The Treasury will soon be discussing the possibility of spread betting after peers include the Archbishop of Canterbury protested regarding the extraordinary means of avoiding tax on trades.

The Treasury spokesman in the House of Lords, agreed to look at the seemingly ambiguous loophole which allows for the spread bettors to steer away from income tax gains, stamp duties on transaction as well as capital tax gains (spread betting and tax).

The concern was specially raised by Lord Eatwell during the second day of the debate regarding the Financial Services (Banking Reform) Bill. The labour peer mentioned that spread betting is already an unusual form of tax evasion within the financial services industry.

Moreover, he added that a review of these finicky types of transaction would be very useful especially in the light of the present circumstance that the Australian government has now declared that the said contract are not exempted from tax and are certainly subject to both income tax and capital gains tax under the present Australian tax law.

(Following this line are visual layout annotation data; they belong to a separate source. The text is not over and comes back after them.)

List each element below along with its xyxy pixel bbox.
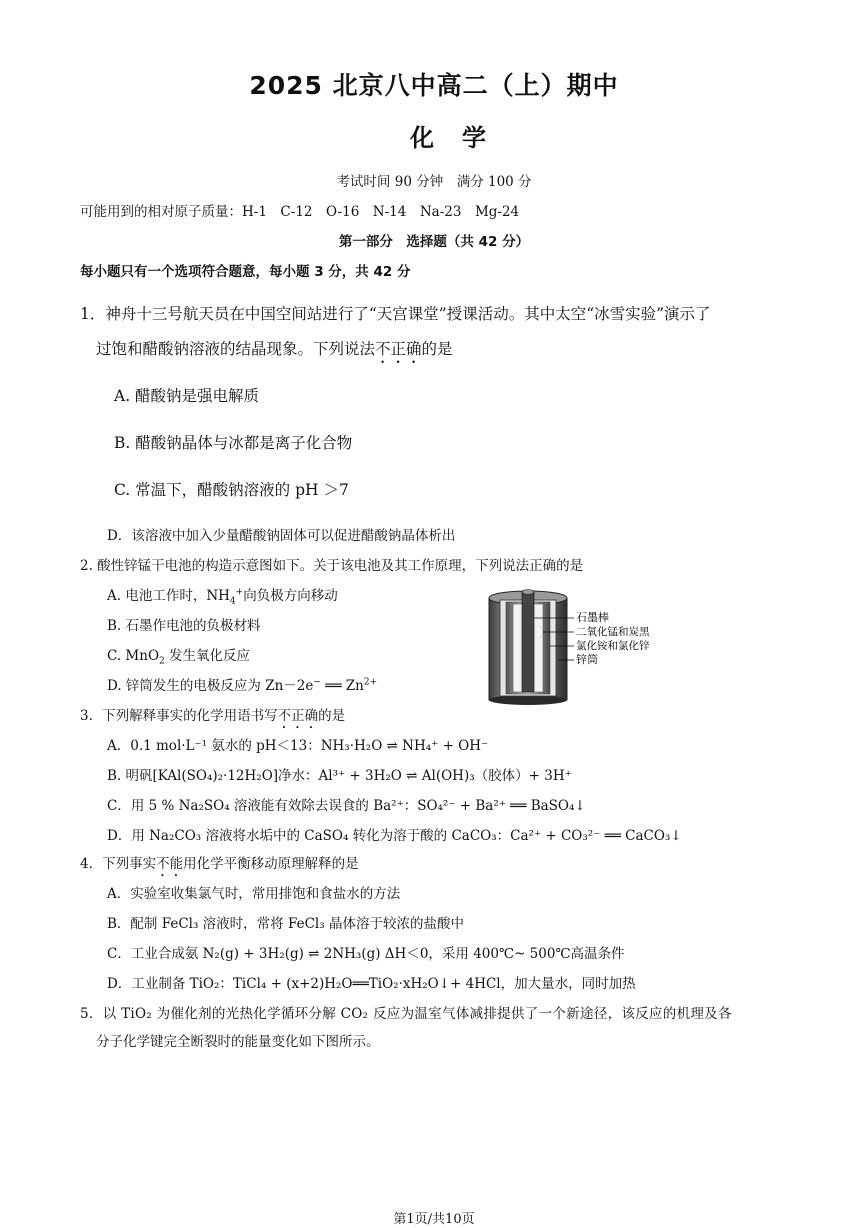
q2-option-a <box>107 584 338 607</box>
q2-a-sub: 4 <box>229 596 236 607</box>
q1-option-d: D．该溶液中加入少量醋酸钠固体可以促进醋酸钠晶体析出 <box>107 528 456 544</box>
q3-option-c: C．用 5 % Na₂SO₄ 溶液能有效除去误食的 Ba²⁺：SO₄²⁻ + Ba²⁺ ══ BaSO₄↓ <box>107 798 586 814</box>
q1-stem-line2-post: 的是 <box>421 340 453 358</box>
q4-option-a: A．实验室收集氯气时，常用排饱和食盐水的方法 <box>107 886 401 902</box>
q2-option-d <box>107 674 377 694</box>
q3-option-d: D．用 Na₂CO₃ 溶液将水垢中的 CaSO₄ 转化为溶于酸的 CaCO₃：Ca²⁺ + CO₃²⁻ ══ CaCO₃↓ <box>107 828 682 844</box>
q4-stem-post: 用化学平衡移动原理解释的是 <box>183 856 359 872</box>
q4-option-c: C．工业合成氨 N₂(g) + 3H₂(g) ⇌ 2NH₃(g) ΔH＜0，采用 400℃~ 500℃高温条件 <box>107 946 625 962</box>
q1-option-a: A. 醋酸钠是强电解质 <box>114 387 260 405</box>
q2-d-text: D. 锌筒发生的电极反应为 Zn－2e <box>107 678 314 694</box>
subject-title: 化学 <box>410 124 514 152</box>
q2-a-post: 向负极方向移动 <box>243 588 338 604</box>
q1-emphasis: 不正确 <box>375 340 422 358</box>
q2-stem: 2. 酸性锌锰干电池的构造示意图如下。关于该电池及其工作原理，下列说法正确的是 <box>80 558 584 574</box>
q4-stem-pre: 4．下列事实 <box>80 856 157 872</box>
q2-c-post: 发生氧化反应 <box>164 648 251 664</box>
q2-option-b: B. 石墨作电池的负极材料 <box>107 618 261 634</box>
q2-d-mid: ══ Zn <box>320 678 364 694</box>
label-nh4cl-zncl2: 氯化铵和氯化锌 <box>576 640 650 652</box>
q3-stem-pre: 3．下列解释事实的化学用语书写 <box>80 708 278 724</box>
exam-title: 2025 北京八中高二（上）期中 <box>249 71 619 100</box>
q3-emphasis: 不正确 <box>277 708 319 724</box>
q4-option-b: B．配制 FeCl₃ 溶液时，常将 FeCl₃ 晶体溶于较浓的盐酸中 <box>107 916 464 932</box>
page-number: 第1页/共10页 <box>393 1212 475 1227</box>
section-title: 第一部分 选择题（共 42 分） <box>338 234 530 250</box>
q3-option-b: B. 明矾[KAl(SO₄)₂·12H₂O]净水：Al³⁺ + 3H₂O ⇌ Al(OH)₃（胶体）+ 3H⁺ <box>107 768 572 784</box>
q2-option-c <box>107 644 250 667</box>
label-mno2-carbon: 二氧化锰和炭黑 <box>576 626 650 638</box>
q5-stem-line1: 5．以 TiO₂ 为催化剂的光热化学循环分解 CO₂ 反应为温室气体减排提供了一个新途径，该反应的机理及各 <box>80 1006 732 1022</box>
atomic-mass-line: 可能用到的相对原子质量：H-1 C-12 O-16 N-14 Na-23 Mg-24 <box>80 204 520 220</box>
q2-a-text: A. 电池工作时，NH <box>107 588 230 604</box>
exam-info: 考试时间 90 分钟 满分 100 分 <box>336 174 532 190</box>
q4-emphasis: 不能 <box>156 856 184 872</box>
q1-option-b: B. 醋酸钠晶体与冰都是离子化合物 <box>114 434 353 452</box>
battery-diagram <box>486 588 666 706</box>
label-zinc-can: 锌筒 <box>576 653 598 666</box>
section-instruction: 每小题只有一个选项符合题意，每小题 3 分，共 42 分 <box>80 264 411 280</box>
q1-stem-line2-pre: 过饱和醋酸钠溶液的结晶现象。下列说法 <box>96 340 376 358</box>
q1-stem-line1: 1．神舟十三号航天员在中国空间站进行了“天宫课堂”授课活动。其中太空“冰雪实验”演示了 <box>80 305 711 323</box>
label-graphite-rod: 石墨棒 <box>576 611 609 624</box>
q2-d-sup1: − <box>313 677 321 688</box>
battery-interior-shape <box>500 590 556 697</box>
q4-option-d: D．工业制备 TiO₂：TiCl₄ + (x+2)H₂O══TiO₂·xH₂O↓+ 4HCl，加大量水，同时加热 <box>107 976 636 992</box>
q2-d-sup2: 2+ <box>363 677 378 688</box>
q2-c-text: C. MnO <box>107 648 160 664</box>
q3-stem <box>80 704 345 732</box>
q5-stem-line2: 分子化学键完全断裂时的能量变化如下图所示。 <box>96 1034 380 1050</box>
q1-stem-line2 <box>96 337 453 367</box>
q2-a-sup: + <box>235 587 244 598</box>
q3-stem-post: 的是 <box>318 708 346 724</box>
q1-option-c: C. 常温下，醋酸钠溶液的 pH ＞7 <box>114 481 349 499</box>
q2-c-sub: 2 <box>159 656 165 667</box>
q3-option-a: A．0.1 mol·L⁻¹ 氨水的 pH＜13：NH₃·H₂O ⇌ NH₄⁺ + OH⁻ <box>107 738 489 754</box>
q4-stem <box>80 852 359 880</box>
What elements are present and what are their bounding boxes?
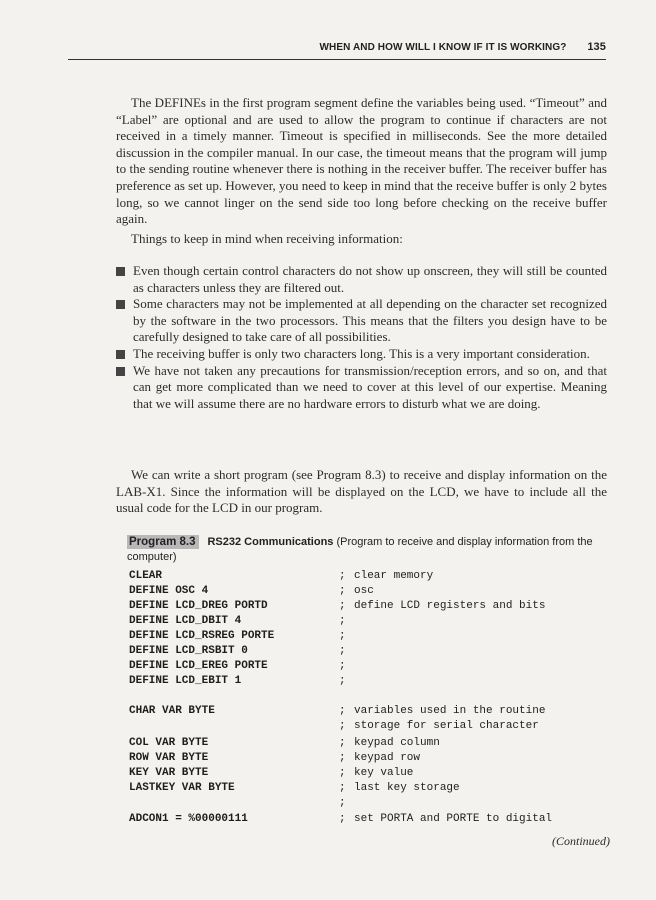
bullet-item <box>116 346 607 363</box>
code-statement: DEFINE LCD_EBIT 1 <box>129 675 242 687</box>
comment-marker: ; <box>339 600 346 612</box>
comment-marker: ; <box>339 752 346 764</box>
code-line <box>129 813 599 828</box>
paragraph-things-to-keep: Things to keep in mind when receiving information: <box>131 231 403 246</box>
code-line <box>129 570 599 585</box>
code-statement: DEFINE LCD_DBIT 4 <box>129 615 242 627</box>
code-statement: ROW VAR BYTE <box>129 752 209 764</box>
code-line <box>129 752 599 767</box>
comment-marker: ; <box>339 615 346 627</box>
bullet-item <box>116 296 607 346</box>
running-head <box>68 41 606 60</box>
code-statement: CLEAR <box>129 570 163 582</box>
code-line <box>129 615 599 630</box>
comment-marker: ; <box>339 705 346 717</box>
comment-marker: ; <box>339 813 346 825</box>
bullet-item <box>116 263 607 296</box>
comment-marker: ; <box>339 675 346 687</box>
code-statement: DEFINE LCD_RSREG PORTE <box>129 630 275 642</box>
code-line <box>129 767 599 782</box>
program-title: RS232 Communications <box>207 536 334 548</box>
bullet-square-icon <box>116 350 125 359</box>
code-comment: storage for serial character <box>354 720 539 732</box>
code-line <box>129 705 599 720</box>
code-comment: variables used in the routine <box>354 705 546 717</box>
code-comment: osc <box>354 585 374 597</box>
comment-marker: ; <box>339 645 346 657</box>
paragraph-short-program: We can write a short program (see Program 8.3) to receive and display information on the LAB-X1. Since the information will be displayed on the LCD, we have to include all the usual code for the LCD in our program. <box>116 467 607 516</box>
code-statement: KEY VAR BYTE <box>129 767 209 779</box>
bullet-text: The receiving buffer is only two characters long. This is a very important consideration. <box>133 345 590 361</box>
code-comment: keypad column <box>354 737 440 749</box>
code-statement: DEFINE LCD_EREG PORTE <box>129 660 268 672</box>
code-comment: set PORTA and PORTE to digital <box>354 813 553 825</box>
comment-marker: ; <box>339 660 346 672</box>
program-caption <box>127 535 607 565</box>
code-comment: define LCD registers and bits <box>354 600 546 612</box>
code-statement: DEFINE LCD_DREG PORTD <box>129 600 268 612</box>
code-line <box>129 737 599 752</box>
code-statement: CHAR VAR BYTE <box>129 705 215 717</box>
bullet-square-icon <box>116 367 125 376</box>
code-comment: clear memory <box>354 570 434 582</box>
comment-marker: ; <box>339 570 346 582</box>
comment-marker: ; <box>339 737 346 749</box>
bullet-list <box>116 263 607 412</box>
paragraph-defines: The DEFINEs in the first program segment define the variables being used. “Timeout” and “Label” are optional and are used to allow the program to continue if characters are not received in a timely manner. Timeout is specified in milliseconds. See the more detailed discussion in the compiler manual. In our case, the timeout means that the program will jump to the sending routine whenever there is nothing in the receiver buffer. The receiver buffer has preference as set up. However, you need to keep in mind that the receive buffer is only 2 bytes long, so we cannot linger on the send side too long before checking on the receive buffer again. <box>116 95 607 227</box>
code-line <box>129 630 599 645</box>
code-line <box>129 660 599 675</box>
bullet-square-icon <box>116 300 125 309</box>
code-statement: DEFINE OSC 4 <box>129 585 209 597</box>
code-statement: COL VAR BYTE <box>129 737 209 749</box>
comment-marker: ; <box>339 585 346 597</box>
program-label: Program 8.3 <box>127 535 199 549</box>
bullet-item <box>116 363 607 413</box>
code-line <box>129 720 599 735</box>
bullet-text: Even though certain control characters do not show up onscreen, they will still be counted as characters unless they are filtered out. <box>133 263 607 295</box>
comment-marker: ; <box>339 797 346 809</box>
bullet-square-icon <box>116 267 125 276</box>
bullet-text: We have not taken any precautions for transmission/reception errors, and so on, and that can get more complicated than we need to cover at this level of our expertise. Meaning that we will assume there are no hardware errors to disturb what we are doing. <box>133 362 607 411</box>
program-description: (Program to receive and display information from the computer) <box>127 536 593 563</box>
continued-note: (Continued) <box>552 834 610 848</box>
code-comment: last key storage <box>354 782 460 794</box>
page-number: 135 <box>587 41 606 53</box>
code-line <box>129 782 599 797</box>
code-statement: LASTKEY VAR BYTE <box>129 782 235 794</box>
code-line <box>129 797 599 812</box>
code-line <box>129 585 599 600</box>
code-comment: keypad row <box>354 752 421 764</box>
chapter-title: WHEN AND HOW WILL I KNOW IF IT IS WORKING? <box>319 42 567 53</box>
code-comment: key value <box>354 767 414 779</box>
comment-marker: ; <box>339 767 346 779</box>
code-statement: ADCON1 = %00000111 <box>129 813 248 825</box>
code-statement: DEFINE LCD_RSBIT 0 <box>129 645 248 657</box>
code-line <box>129 675 599 690</box>
bullet-text: Some characters may not be implemented at all depending on the character set recognized by the software in the two processors. This means that the filters you design have to be carefully designed to take care of all possibilities. <box>133 296 607 345</box>
comment-marker: ; <box>339 720 346 732</box>
code-line <box>129 645 599 660</box>
comment-marker: ; <box>339 630 346 642</box>
code-line <box>129 600 599 615</box>
comment-marker: ; <box>339 782 346 794</box>
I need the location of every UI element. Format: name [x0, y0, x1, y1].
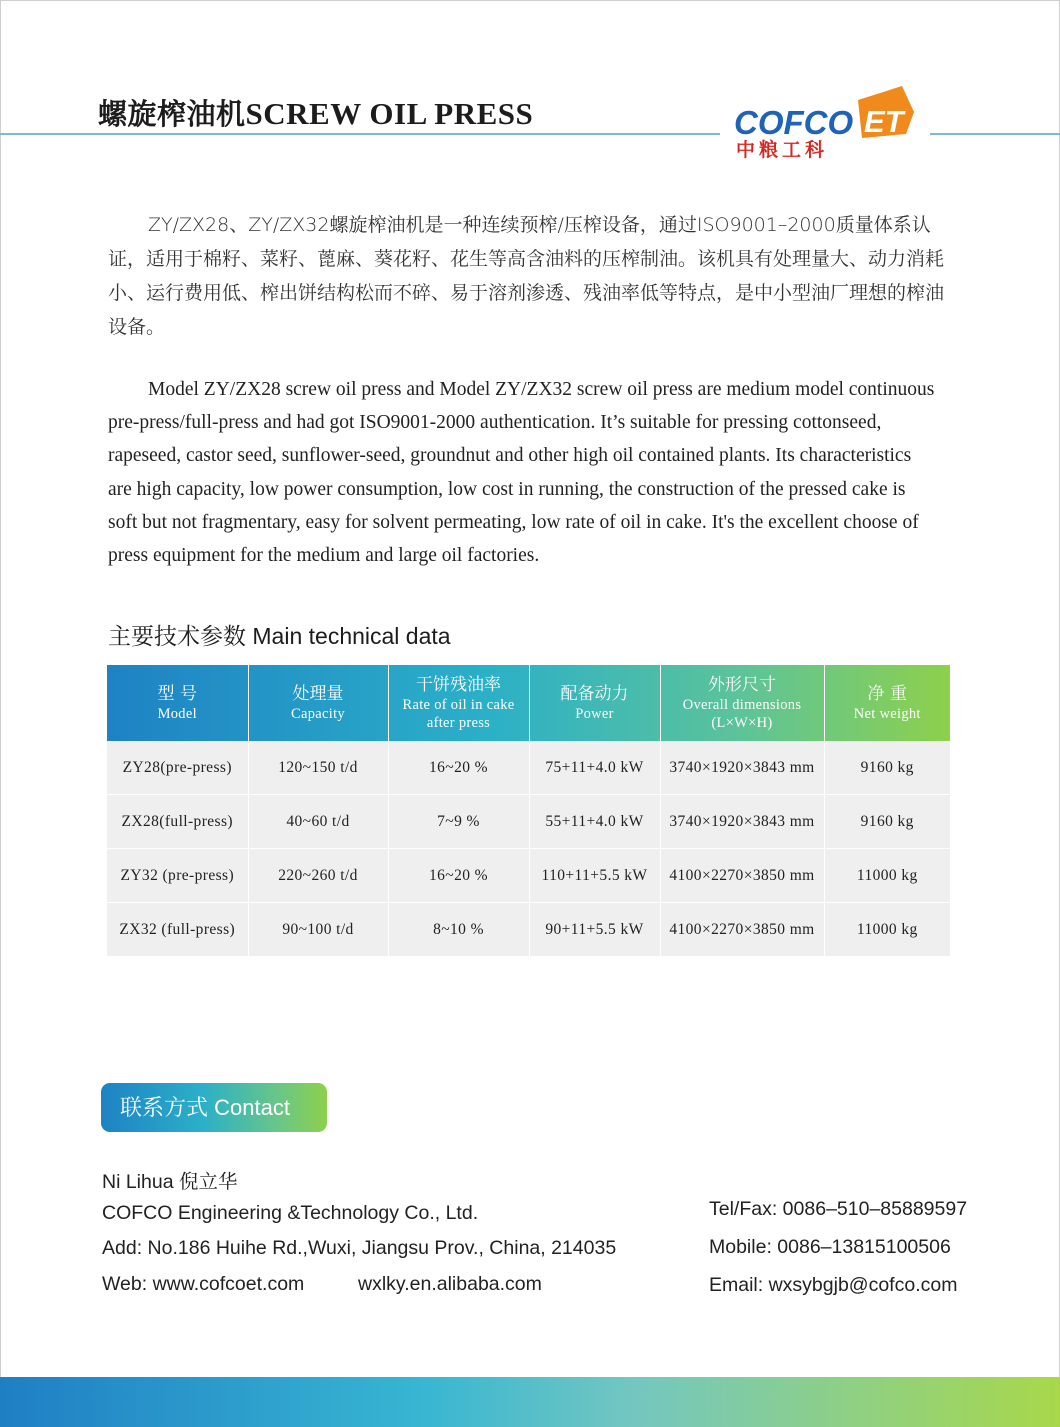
- contact-tel: Tel/Fax: 0086–510–85889597: [709, 1198, 968, 1220]
- header-divider-left: [0, 133, 720, 135]
- contact-address: Add: No.186 Huihe Rd.,Wuxi, Jiangsu Prov., China, 214035: [102, 1237, 617, 1259]
- cell-model: ZX32 (full-press): [107, 903, 248, 957]
- contact-company: COFCO Engineering &Technology Co., Ltd.: [102, 1202, 479, 1224]
- contact-email[interactable]: Email: wxsybgjb@cofco.com: [709, 1274, 958, 1296]
- header-divider-right: [930, 133, 1060, 135]
- cell-oil-rate: 7~9 %: [388, 795, 529, 849]
- logo-graphic: [730, 82, 930, 162]
- header-en: Power: [575, 705, 614, 722]
- table-row: [107, 903, 950, 957]
- cell-oil-rate: 16~20 %: [388, 741, 529, 795]
- cell-model: ZX28(full-press): [107, 795, 248, 849]
- cell-weight: 9160 kg: [824, 741, 950, 795]
- page-title: [98, 92, 533, 133]
- cell-weight: 11000 kg: [824, 903, 950, 957]
- table-header-row: [107, 665, 950, 741]
- header-en: Net weight: [853, 705, 921, 722]
- cell-dimensions: 4100×2270×3850 mm: [660, 903, 824, 957]
- section-title-cn: 主要技术参数: [108, 623, 246, 649]
- cell-weight: 11000 kg: [824, 849, 950, 903]
- header-en: Rate of oil in cake: [402, 696, 515, 713]
- header-en-line2: after press: [426, 714, 491, 731]
- cell-dimensions: 3740×1920×3843 mm: [660, 795, 824, 849]
- cell-capacity: 40~60 t/d: [248, 795, 388, 849]
- cell-dimensions: 4100×2270×3850 mm: [660, 849, 824, 903]
- header-cn: 处理量: [292, 683, 344, 704]
- cell-power: 110+11+5.5 kW: [529, 849, 660, 903]
- cell-capacity: 120~150 t/d: [248, 741, 388, 795]
- header-dimensions: [660, 665, 824, 741]
- header-power: [529, 665, 660, 741]
- cell-dimensions: 3740×1920×3843 mm: [660, 741, 824, 795]
- contact-mobile: Mobile: 0086–13815100506: [709, 1236, 951, 1258]
- contact-label: [101, 1083, 327, 1132]
- header-cn: 外形尺寸: [708, 674, 776, 695]
- cell-oil-rate: 16~20 %: [388, 849, 529, 903]
- header-en-line2: (L×W×H): [711, 714, 773, 731]
- intro-english: Model ZY/ZX28 screw oil press and Model ZY/ZX32 screw oil press are medium model continuous pre-press/full-press and had got ISO9001-2000 authentication. It’s suitable for pressing cottonseed, rapeseed, castor seed, sunflower-seed, groundnut and other high oil contained plants. Its characteristics are high capacity, low power consumption, low cost in running, the construction of the pressed cake is soft but not fragmentary, easy for solvent permeating, low rate of oil in cake. It's the excellent choose of press equipment for the medium and large oil factories.: [108, 379, 935, 567]
- cell-power: 75+11+4.0 kW: [529, 741, 660, 795]
- intro-chinese: ZY/ZX28、ZY/ZX32螺旋榨油机是一种连续预榨/压榨设备，通过ISO9001–2000质量体系认证，适用于棉籽、菜籽、蓖麻、葵花籽、花生等高含油料的压榨制油。该机具有处理量大、动力消耗小、运行费用低、榨出饼结构松而不碎、易于溶剂渗透、残油率低等特点，是中小型油厂理想的榨油设备。: [108, 214, 945, 338]
- cell-model: ZY32 (pre-press): [107, 849, 248, 903]
- cofco-et-logo: [730, 82, 930, 162]
- footer-gradient-bar: [0, 1377, 1060, 1427]
- header-en: Capacity: [291, 705, 345, 722]
- title-en: SCREW OIL PRESS: [245, 96, 534, 131]
- header-net-weight: [824, 665, 950, 741]
- cell-power: 90+11+5.5 kW: [529, 903, 660, 957]
- header-oil-rate: [388, 665, 529, 741]
- cell-capacity: 220~260 t/d: [248, 849, 388, 903]
- logo-text-cn: 中粮工科: [736, 139, 829, 161]
- cell-weight: 9160 kg: [824, 795, 950, 849]
- header-cn: 干饼残油率: [416, 674, 501, 695]
- technical-data-table: [107, 665, 950, 957]
- contact-label-en: Contact: [214, 1095, 290, 1120]
- contact-website[interactable]: Web: www.cofcoet.com: [102, 1273, 305, 1295]
- table-row: [107, 741, 950, 795]
- title-cn: 螺旋榨油机: [98, 97, 246, 131]
- logo-text-en: COFCO: [734, 104, 854, 141]
- header-en: Model: [157, 705, 197, 722]
- logo-text-st: ET: [864, 104, 904, 139]
- contact-name: Ni Lihua 倪立华: [102, 1171, 238, 1193]
- cell-model: ZY28(pre-press): [107, 741, 248, 795]
- header-cn: 净 重: [867, 683, 907, 704]
- section-title: [108, 618, 451, 651]
- contact-alibaba-link[interactable]: wxlky.en.alibaba.com: [358, 1273, 542, 1295]
- table-row: [107, 795, 950, 849]
- header-cn: 型 号: [157, 683, 197, 704]
- header-capacity: [248, 665, 388, 741]
- table-row: [107, 849, 950, 903]
- cell-capacity: 90~100 t/d: [248, 903, 388, 957]
- cell-oil-rate: 8~10 %: [388, 903, 529, 957]
- header-cn: 配备动力: [560, 683, 629, 704]
- header-model: [107, 665, 248, 741]
- contact-label-cn: 联系方式: [120, 1095, 209, 1120]
- header-en: Overall dimensions: [682, 696, 802, 713]
- section-title-en: Main technical data: [252, 623, 451, 649]
- cell-power: 55+11+4.0 kW: [529, 795, 660, 849]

Several key leaders were also leading efforts to stiffen the Bill, stating that spread betting firms should also be taken into account because of the possibility of conflicts of interest.

Furthermore, intermittent concerns regarding the financial services firms by traders stating that it has affected indirectly their respective spread betting accounts. The industry maintains that the number or financial services employees with spread betting accounts are generally a minor concern.

This problem transcends the boundaries of cultural problems and it is specifically has something to do with the prior contracts that were made that were considered to come under the purview of the enacted Gaming Act instead of the more general provision regarding gambling.

Some analysts argue that the usefulness is indubitably present if the government were to say that this scope and impact is definitely something that should be carefully studied and taken into account.

The specific consequences in terms of potential tax avoidance or evasion by people involved in the said sector in the context of the measures that is to be brought forward in future finance bill. With spread betting firms pointing out that they indeed pay taxes in full, and are large contributors to the Treasury. For now the losses on trades made are strictly not deductible through any form of tax.